Gareth signed himself  ‘The whipcracker’ in my going-away book. It think this was because it had been his job to get us through costume and make-up and onto the set at the right time but I was left puzzled because he had done this with such charm we had never noticed any whips cracking at all. There must have been. Poor Gareth had been the runner with a walky-talky stopping unwanted traffic, cue-ing various boats and lugging tea urns about, but he did this with good grace and we all loved him. And no wonder, seeing as he’d given us a chess set just because Suzanna was ill in bed.

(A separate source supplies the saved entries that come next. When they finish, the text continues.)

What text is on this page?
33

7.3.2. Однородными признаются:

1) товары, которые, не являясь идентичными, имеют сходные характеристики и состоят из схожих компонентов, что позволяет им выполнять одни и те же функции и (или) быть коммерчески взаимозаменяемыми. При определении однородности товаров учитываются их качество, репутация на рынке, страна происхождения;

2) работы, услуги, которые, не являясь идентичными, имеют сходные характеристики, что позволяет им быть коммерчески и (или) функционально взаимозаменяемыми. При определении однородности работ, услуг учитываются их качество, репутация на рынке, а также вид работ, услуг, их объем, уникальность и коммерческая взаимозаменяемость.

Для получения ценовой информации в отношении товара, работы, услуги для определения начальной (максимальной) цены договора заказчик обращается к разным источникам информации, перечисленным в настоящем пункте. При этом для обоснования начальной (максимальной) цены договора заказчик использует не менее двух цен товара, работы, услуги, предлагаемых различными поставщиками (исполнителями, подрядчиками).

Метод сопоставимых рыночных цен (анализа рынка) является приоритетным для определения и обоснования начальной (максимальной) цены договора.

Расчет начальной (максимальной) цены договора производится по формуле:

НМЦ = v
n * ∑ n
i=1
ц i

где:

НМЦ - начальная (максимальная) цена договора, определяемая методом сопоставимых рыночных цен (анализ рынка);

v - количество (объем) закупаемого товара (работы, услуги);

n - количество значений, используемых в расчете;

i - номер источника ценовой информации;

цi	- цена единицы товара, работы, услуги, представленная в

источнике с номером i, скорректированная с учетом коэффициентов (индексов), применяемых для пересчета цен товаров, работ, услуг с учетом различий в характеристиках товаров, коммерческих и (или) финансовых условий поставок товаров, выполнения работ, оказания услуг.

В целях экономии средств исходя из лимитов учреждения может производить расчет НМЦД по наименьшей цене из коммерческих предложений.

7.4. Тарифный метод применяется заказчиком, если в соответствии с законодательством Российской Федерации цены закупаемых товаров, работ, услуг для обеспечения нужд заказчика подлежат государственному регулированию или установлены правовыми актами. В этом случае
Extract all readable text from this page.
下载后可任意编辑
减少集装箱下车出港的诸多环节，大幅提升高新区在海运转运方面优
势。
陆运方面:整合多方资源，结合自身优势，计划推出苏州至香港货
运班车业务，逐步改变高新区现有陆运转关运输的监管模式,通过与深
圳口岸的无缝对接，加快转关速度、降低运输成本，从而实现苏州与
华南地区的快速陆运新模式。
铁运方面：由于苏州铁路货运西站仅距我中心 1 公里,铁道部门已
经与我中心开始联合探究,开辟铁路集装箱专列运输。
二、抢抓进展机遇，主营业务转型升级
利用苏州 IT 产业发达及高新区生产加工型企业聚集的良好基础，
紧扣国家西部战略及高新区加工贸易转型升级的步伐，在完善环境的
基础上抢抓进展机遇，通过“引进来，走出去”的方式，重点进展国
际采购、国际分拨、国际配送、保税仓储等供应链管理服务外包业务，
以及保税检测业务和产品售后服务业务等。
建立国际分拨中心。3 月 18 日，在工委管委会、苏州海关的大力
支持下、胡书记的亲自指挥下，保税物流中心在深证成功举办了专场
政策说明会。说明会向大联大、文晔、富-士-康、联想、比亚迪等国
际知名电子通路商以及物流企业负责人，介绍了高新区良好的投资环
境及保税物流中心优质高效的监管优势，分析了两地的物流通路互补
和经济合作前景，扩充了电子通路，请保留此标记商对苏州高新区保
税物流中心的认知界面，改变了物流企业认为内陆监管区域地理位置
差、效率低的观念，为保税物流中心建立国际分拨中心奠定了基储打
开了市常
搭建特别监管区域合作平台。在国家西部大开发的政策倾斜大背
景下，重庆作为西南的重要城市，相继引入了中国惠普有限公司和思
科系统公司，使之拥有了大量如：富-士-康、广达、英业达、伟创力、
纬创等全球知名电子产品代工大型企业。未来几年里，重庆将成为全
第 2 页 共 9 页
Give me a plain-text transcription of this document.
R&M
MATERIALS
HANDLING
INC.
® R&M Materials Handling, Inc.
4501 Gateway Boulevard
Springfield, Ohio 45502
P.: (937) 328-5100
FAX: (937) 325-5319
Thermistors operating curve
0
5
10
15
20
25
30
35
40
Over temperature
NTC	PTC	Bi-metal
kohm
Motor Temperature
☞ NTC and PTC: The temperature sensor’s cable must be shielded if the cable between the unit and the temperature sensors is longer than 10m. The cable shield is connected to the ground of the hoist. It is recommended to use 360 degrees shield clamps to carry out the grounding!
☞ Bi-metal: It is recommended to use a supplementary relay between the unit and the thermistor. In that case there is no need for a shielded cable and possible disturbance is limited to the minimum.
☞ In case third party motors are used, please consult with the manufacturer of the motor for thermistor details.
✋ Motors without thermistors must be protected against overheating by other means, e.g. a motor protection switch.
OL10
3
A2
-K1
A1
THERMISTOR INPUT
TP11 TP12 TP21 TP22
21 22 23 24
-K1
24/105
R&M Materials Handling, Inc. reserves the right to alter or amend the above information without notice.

Sophie Neville with Jane Grendon in 1973 ~ photo: Daphne Neville

You can read more in ‘The Making of Swallows and Amazons’ available online,  from Waterstones or direct from the publishers.

the-making-of-swallows-and-amazons-audiobook-cover

Author: Sophie Neville

Writer and charity fundraiser

6 thoughts on “The end of our first week’s filming ‘Swallows and Amazons’ in 1973 when all was not well ~”

  1. I have watched this film many times with my children and still enjoy it. My love for Arthur Ransome’s books goes back much further. I am really enjoying your diary entries and your account of the filming. Especially as I had always identified with Titty in the books, and found that my eldest daughter did the same, and liked her best in the film.

  2. Though somewhat ‘off topic’ I can agree with you about Virginia McKenna. I wrote to her via the Born Free site asking about a location used in filming the ocean scenes with ‘Elsa’ the lioness, and she personally answered my question. Such a dear sweet lady although she must be tremendously busy, she still made time to answer a stranger’s query. Quite like you Sophie!

    1. She is a very gracious lady! Thank you for your kind e-mail. It is so encouraging to receive positive comments.

      Rushing

      Sophie

  3. How wonderful, to have met a nephew of the great Jessica Tandy! Did the chess set get much use? Do you still play?